Anonymous Ad Buyer Appraises the Upfronts: Stop Telling Us You're No. 1
"We all have research departments; we know who is No. 1 and who isn't."
This story first appeared in the May 29 issue of The Hollywood Reporter magazine. To receive the magazine, click here to subscribe.
I'd like to voice all the things — good and bad — that buyers feel about the upfront but never get the chance to say. So I'll start with a critically important plea: Stop the live music performances! I appreciate the effort to put on a show, but the performers are singing their hearts out to a theater full of blank-faced suits who have no interest or are too afraid to dance in front of their co-workers. End this awkward interaction and give us more clips. A second plea: No more jokes from CBS about practice and Carnegie Hall — every year there's at least one. And one more plea: Enough of telling us you're No. 1. Everyone is No. 1 in some way. But we all have research departments; we know who is No. 1 and who isn't. And at a time when data is getting us to richer audiences than just adults 18-to-49, it's virtually immaterial.

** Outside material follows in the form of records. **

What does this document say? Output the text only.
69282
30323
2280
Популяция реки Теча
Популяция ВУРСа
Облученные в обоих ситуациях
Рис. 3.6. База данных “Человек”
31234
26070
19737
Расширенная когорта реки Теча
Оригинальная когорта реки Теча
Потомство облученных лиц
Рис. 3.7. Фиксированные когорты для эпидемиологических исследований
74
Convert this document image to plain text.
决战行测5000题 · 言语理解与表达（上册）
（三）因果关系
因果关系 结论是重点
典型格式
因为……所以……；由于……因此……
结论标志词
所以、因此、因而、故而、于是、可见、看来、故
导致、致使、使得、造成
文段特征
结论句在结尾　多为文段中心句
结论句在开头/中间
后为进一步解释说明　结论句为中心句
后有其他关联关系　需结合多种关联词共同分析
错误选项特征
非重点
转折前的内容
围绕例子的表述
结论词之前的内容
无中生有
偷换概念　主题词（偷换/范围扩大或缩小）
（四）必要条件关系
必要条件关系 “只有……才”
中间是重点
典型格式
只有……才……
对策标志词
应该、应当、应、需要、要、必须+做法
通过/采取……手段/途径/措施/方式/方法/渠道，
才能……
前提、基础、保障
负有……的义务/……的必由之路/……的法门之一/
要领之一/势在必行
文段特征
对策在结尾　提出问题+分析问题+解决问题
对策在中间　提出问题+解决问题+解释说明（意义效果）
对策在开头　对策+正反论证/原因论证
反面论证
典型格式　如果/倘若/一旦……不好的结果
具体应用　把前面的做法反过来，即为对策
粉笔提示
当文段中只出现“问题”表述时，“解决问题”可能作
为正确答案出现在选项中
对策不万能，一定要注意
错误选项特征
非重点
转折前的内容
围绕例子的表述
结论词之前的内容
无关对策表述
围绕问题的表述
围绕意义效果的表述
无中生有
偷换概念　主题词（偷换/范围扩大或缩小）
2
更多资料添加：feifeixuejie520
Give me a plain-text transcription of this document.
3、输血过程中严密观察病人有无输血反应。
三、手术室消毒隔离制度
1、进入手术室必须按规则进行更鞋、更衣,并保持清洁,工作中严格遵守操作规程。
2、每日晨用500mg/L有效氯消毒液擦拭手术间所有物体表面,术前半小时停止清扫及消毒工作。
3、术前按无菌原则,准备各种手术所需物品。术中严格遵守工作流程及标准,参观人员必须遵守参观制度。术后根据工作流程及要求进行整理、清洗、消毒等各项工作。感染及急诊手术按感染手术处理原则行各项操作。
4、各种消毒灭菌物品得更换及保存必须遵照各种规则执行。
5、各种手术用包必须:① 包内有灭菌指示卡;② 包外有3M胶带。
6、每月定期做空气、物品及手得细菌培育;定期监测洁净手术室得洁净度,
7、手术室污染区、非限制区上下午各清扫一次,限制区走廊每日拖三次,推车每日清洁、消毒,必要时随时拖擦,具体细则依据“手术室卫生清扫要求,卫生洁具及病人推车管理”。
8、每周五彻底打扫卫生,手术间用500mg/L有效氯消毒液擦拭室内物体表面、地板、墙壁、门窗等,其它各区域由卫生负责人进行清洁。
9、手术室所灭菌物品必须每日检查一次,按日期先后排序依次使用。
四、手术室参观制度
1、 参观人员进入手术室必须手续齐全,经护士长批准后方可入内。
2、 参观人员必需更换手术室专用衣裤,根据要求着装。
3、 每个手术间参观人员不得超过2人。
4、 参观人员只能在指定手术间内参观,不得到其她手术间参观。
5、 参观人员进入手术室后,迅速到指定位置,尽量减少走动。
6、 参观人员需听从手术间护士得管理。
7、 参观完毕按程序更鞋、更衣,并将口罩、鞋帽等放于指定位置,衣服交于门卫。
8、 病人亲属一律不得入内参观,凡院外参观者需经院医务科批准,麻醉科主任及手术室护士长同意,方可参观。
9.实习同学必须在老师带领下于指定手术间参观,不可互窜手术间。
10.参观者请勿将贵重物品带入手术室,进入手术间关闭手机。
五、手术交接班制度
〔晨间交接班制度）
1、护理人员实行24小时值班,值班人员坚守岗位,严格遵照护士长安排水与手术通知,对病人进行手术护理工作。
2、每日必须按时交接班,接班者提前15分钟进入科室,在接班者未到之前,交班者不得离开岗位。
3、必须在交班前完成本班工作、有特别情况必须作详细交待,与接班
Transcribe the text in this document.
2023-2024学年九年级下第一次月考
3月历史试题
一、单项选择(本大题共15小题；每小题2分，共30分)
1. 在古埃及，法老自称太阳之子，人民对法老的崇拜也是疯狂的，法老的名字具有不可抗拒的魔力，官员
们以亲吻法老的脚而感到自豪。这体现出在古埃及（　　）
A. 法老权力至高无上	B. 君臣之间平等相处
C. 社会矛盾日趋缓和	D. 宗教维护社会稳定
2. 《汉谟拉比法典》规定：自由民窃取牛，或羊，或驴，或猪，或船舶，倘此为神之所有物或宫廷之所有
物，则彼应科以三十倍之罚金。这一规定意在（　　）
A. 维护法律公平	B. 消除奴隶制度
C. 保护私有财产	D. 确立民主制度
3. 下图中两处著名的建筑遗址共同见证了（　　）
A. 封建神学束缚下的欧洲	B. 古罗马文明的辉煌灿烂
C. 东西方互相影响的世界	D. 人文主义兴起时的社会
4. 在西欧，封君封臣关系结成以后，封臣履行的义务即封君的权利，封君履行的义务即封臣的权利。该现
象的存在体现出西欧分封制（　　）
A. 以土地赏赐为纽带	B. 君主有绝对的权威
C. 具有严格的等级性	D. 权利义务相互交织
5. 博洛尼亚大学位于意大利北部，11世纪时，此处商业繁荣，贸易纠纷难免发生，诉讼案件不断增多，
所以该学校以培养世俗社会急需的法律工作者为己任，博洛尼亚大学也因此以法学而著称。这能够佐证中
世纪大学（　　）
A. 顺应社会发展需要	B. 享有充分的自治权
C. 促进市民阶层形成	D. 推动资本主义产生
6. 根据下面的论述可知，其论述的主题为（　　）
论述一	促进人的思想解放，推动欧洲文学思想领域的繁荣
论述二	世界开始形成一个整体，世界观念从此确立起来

Fox's Grandfathered and The Grinder both look like genuinely funny shows that fit well together on the schedule. They're a little more mature than some of Fox's recent comedies but should do well. And ABC's Dr. Ken won the consensus of funniest show of upfront week.
It's disappointing to see that NBC — the network of Seinfeld, Cheers and Friends — only has two comedies on its entire schedule. Instead, it seems heavy on live and theater-based programming. Will it work? NBC better hope Dolly and The Wiz are more Sound of Music and less Peter Pan.
CBS goes lowbrow with Life in Pieces, which feels like an attempt at Modern Family, filled with death and vagina jokes. It didn't strike the right note.
It's exciting to see The X-Files (Fox) and Heroes (NBC) are coming back with original creators and actors. Both have had time to reinvent themselves and should return strong. As for Uncle Buck (ABC) and Coach (NBC) — who's clamoring for remakes of a 25-year-old movie and a show that ended 18 years ago? I'm not sure about The Muppets (ABC); everyone seems sold on it, so maybe I'm in the minority, but it didn't work for me.
CBS' Code Black may not be entirely original, apparently settling in between ER and Grey's Anatomy, but with an extremely strong cast and a pulse-pounding promo clip, it seems poised for success. NBC's Heartbreaker, on the other hand, looks like a weak version of a Shonda Rhimes show despite the talented Melissa George in the lead.
Finally, I think I speak for everyone here: Please keep Jimmy Kimmel on the air so he can carry on skewering his network, other networks and the entire upfront process. That's the highlight of the week.